3. Geef er een draai aan die de cliënt aan het denken zet (bijv. een herkadering)
Een voorbeeld kan dit verhelderen: stel de cliënt zegt bij het 1e contact: ’ik zit hier alleen maar omdat ik moet van de rechter’. Een begrijpelijke maar weinig productieve gedachte bij de hulpverlener is dan: ’Zucht, alweer zo’n cliënt die niets wil! Ik zal hem eens even uitleggen hoe het hier werkt’. Dit zal echter de weerstand van de cliënt doen toenemen.
Als u de stappen toepast, zou uw reactie als volgt kunnen verlopen:
1. U bedenkt: ’hij voelt zich gedwongen en ondanks zijn tegenzin is hij hier naar toe gekomen’.
2. U zegt: ’je hebt er helemaal geen zin in en toch ben je hier naar toe gekomen.’ (De kans is groot dat de cliënt bevestigend reageert, waarna u enig begrip kunt tonen)
3. U voegt er aan toe: ’goh, ik vraag me af hoe we onze tijd nuttig kunnen besteden, wat denk jij?’

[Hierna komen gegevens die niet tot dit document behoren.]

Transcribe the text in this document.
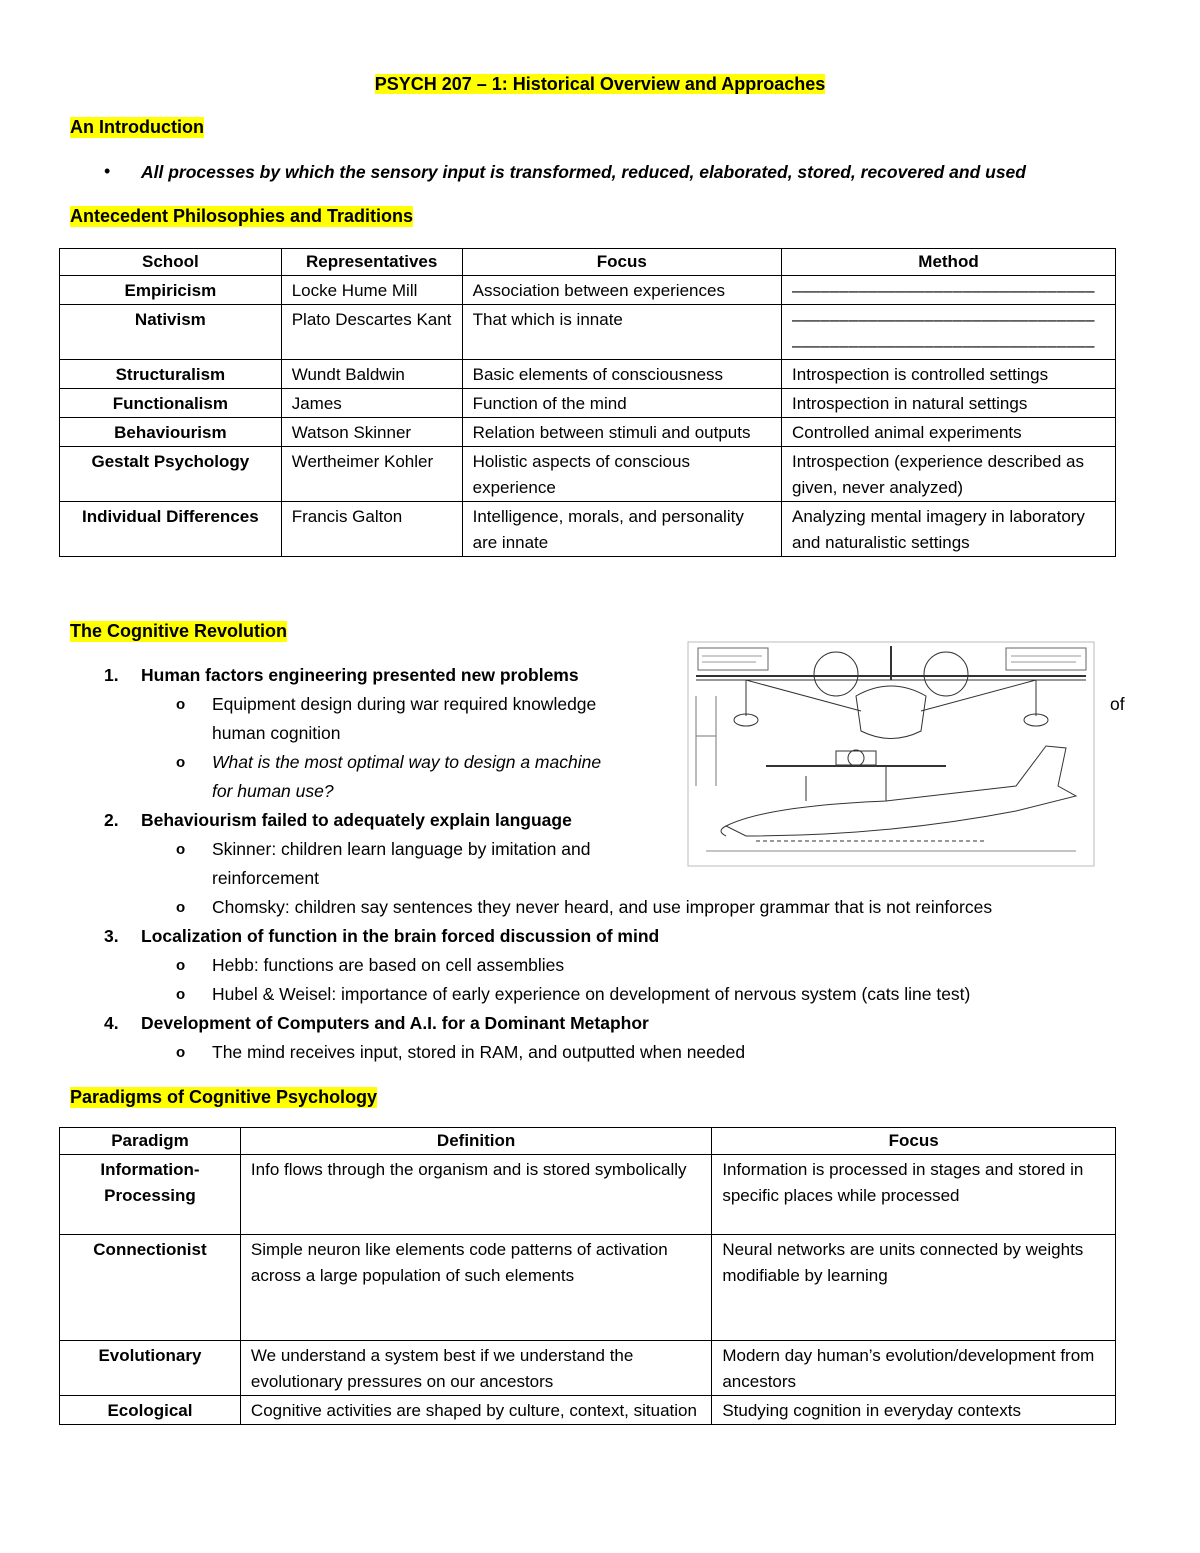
PSYCH 207 – 1: Historical Overview and Approaches
An Introduction
• All processes by which the sensory input is transformed, reduced, elaborated, stored, recovered and used
Antecedent Philosophies and Traditions
School	Representatives	Focus	Method
Empiricism	Locke Hume Mill	Association between experiences	––––––––––––––––––––––––––––––––
Nativism	Plato Descartes Kant	That which is innate	–––––––––––––––––––––––––––––––– ––––––––––––––––––––––––––––––––
Structuralism	Wundt Baldwin	Basic elements of consciousness	Introspection is controlled settings
Functionalism	James	Function of the mind	Introspection in natural settings
Behaviourism	Watson Skinner	Relation between stimuli and outputs	Controlled animal experiments
Gestalt Psychology	Wertheimer Kohler	Holistic aspects of conscious experience	Introspection (experience described as given, never analyzed)
Individual Differences	Francis Galton	Intelligence, morals, and personality are innate	Analyzing mental imagery in laboratory and naturalistic settings
The Cognitive Revolution
1. Human factors engineering presented new problems
o Equipment design during war required knowledge	of
human cognition
o What is the most optimal way to design a machine
for human use?
2. Behaviourism failed to adequately explain language
o Skinner: children learn language by imitation and
reinforcement
o Chomsky: children say sentences they never heard, and use improper grammar that is not reinforces
3. Localization of function in the brain forced discussion of mind
o Hebb: functions are based on cell assemblies
o Hubel & Weisel: importance of early experience on development of nervous system (cats line test)
4. Development of Computers and A.I. for a Dominant Metaphor
o The mind receives input, stored in RAM, and outputted when needed
Paradigms of Cognitive Psychology
Paradigm	Definition	Focus
Information-Processing	Info flows through the organism and is stored symbolically	Information is processed in stages and stored in specific places while processed
Connectionist	Simple neuron like elements code patterns of activation across a large population of such elements	Neural networks are units connected by weights modifiable by learning
Evolutionary	We understand a system best if we understand the evolutionary pressures on our ancestors	Modern day human’s evolution/development from ancestors
Ecological	Cognitive activities are shaped by culture, context, situation	Studying cognition in everyday contexts
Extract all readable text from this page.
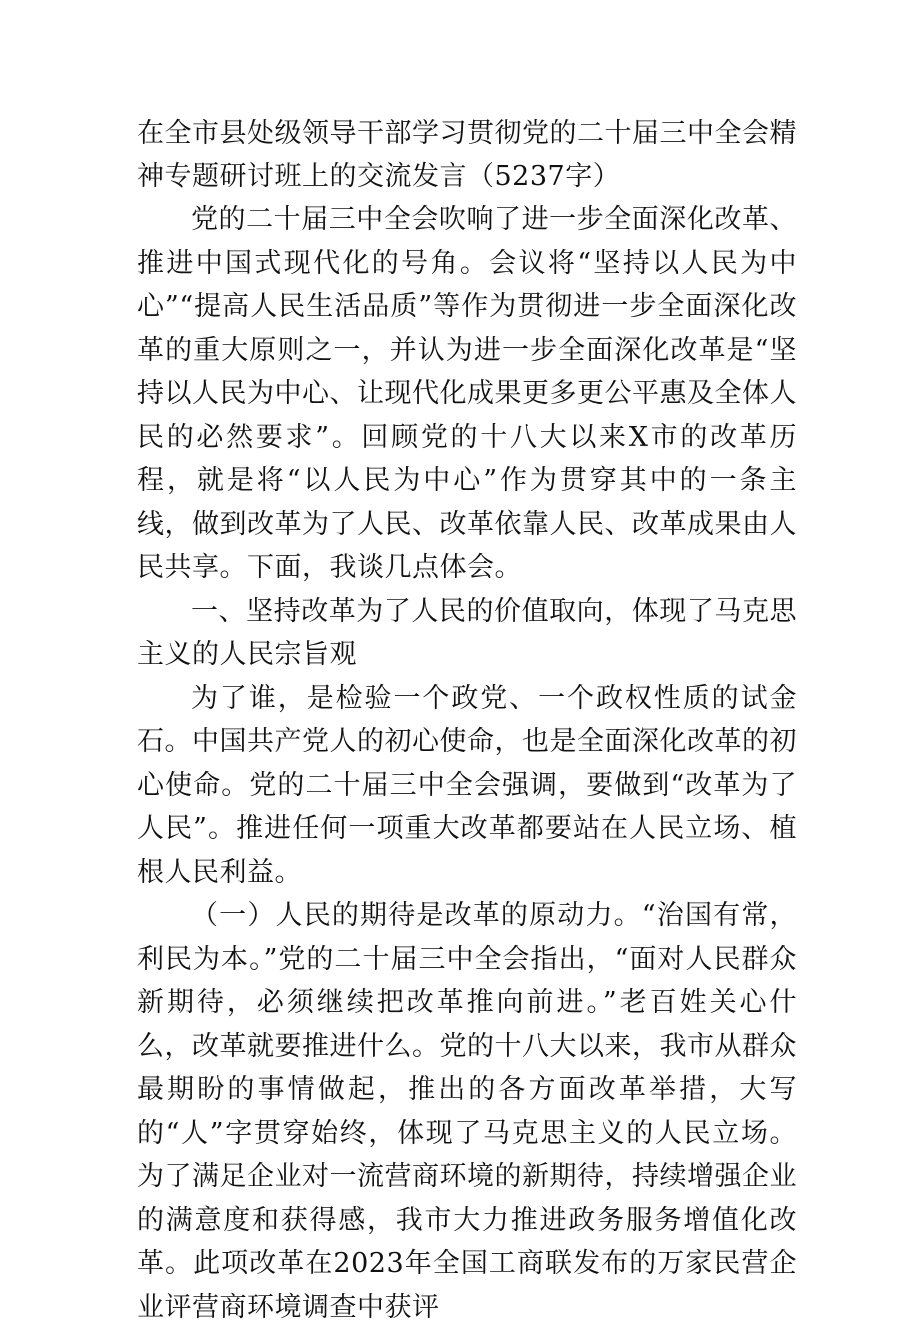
在全市县处级领导干部学习贯彻党的二十届三中全会精神专题研讨班上的交流发言（5237字）

党的二十届三中全会吹响了进一步全面深化改革、推进中国式现代化的号角。会议将“坚持以人民为中心”“提高人民生活品质”等作为贯彻进一步全面深化改革的重大原则之一，并认为进一步全面深化改革是“坚持以人民为中心、让现代化成果更多更公平惠及全体人民的必然要求”。回顾党的十八大以来X市的改革历程，就是将“以人民为中心”作为贯穿其中的一条主线，做到改革为了人民、改革依靠人民、改革成果由人民共享。下面，我谈几点体会。

一、坚持改革为了人民的价值取向，体现了马克思主义的人民宗旨观

为了谁，是检验一个政党、一个政权性质的试金石。中国共产党人的初心使命，也是全面深化改革的初心使命。党的二十届三中全会强调，要做到“改革为了人民”。推进任何一项重大改革都要站在人民立场、植根人民利益。

（一）人民的期待是改革的原动力。“治国有常，利民为本。”党的二十届三中全会指出，“面对人民群众新期待，必须继续把改革推向前进。”老百姓关心什么，改革就要推进什么。党的十八大以来，我市从群众最期盼的事情做起，推出的各方面改革举措，大写的“人”字贯穿始终，体现了马克思主义的人民立场。为了满足企业对一流营商环境的新期待，持续增强企业的满意度和获得感，我市大力推进政务服务增值化改革。此项改革在2023年全国工商联发布的万家民营企业评营商环境调查中获评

Dit is slechts één techniek om met weerstand om te gaan; er zijn er te veel om in dit artikel te behandelen, maar de basis is altijd begrip voor de beleving van de cliënt, zonder zelf in te leveren op uw eigen waarden en doelen. Soms is het wel nodig uw eigen waarden en doelen tijdelijk in de wacht te zetten en eerst vooral te Luisteren (inderdaad: met een hoofdletter!)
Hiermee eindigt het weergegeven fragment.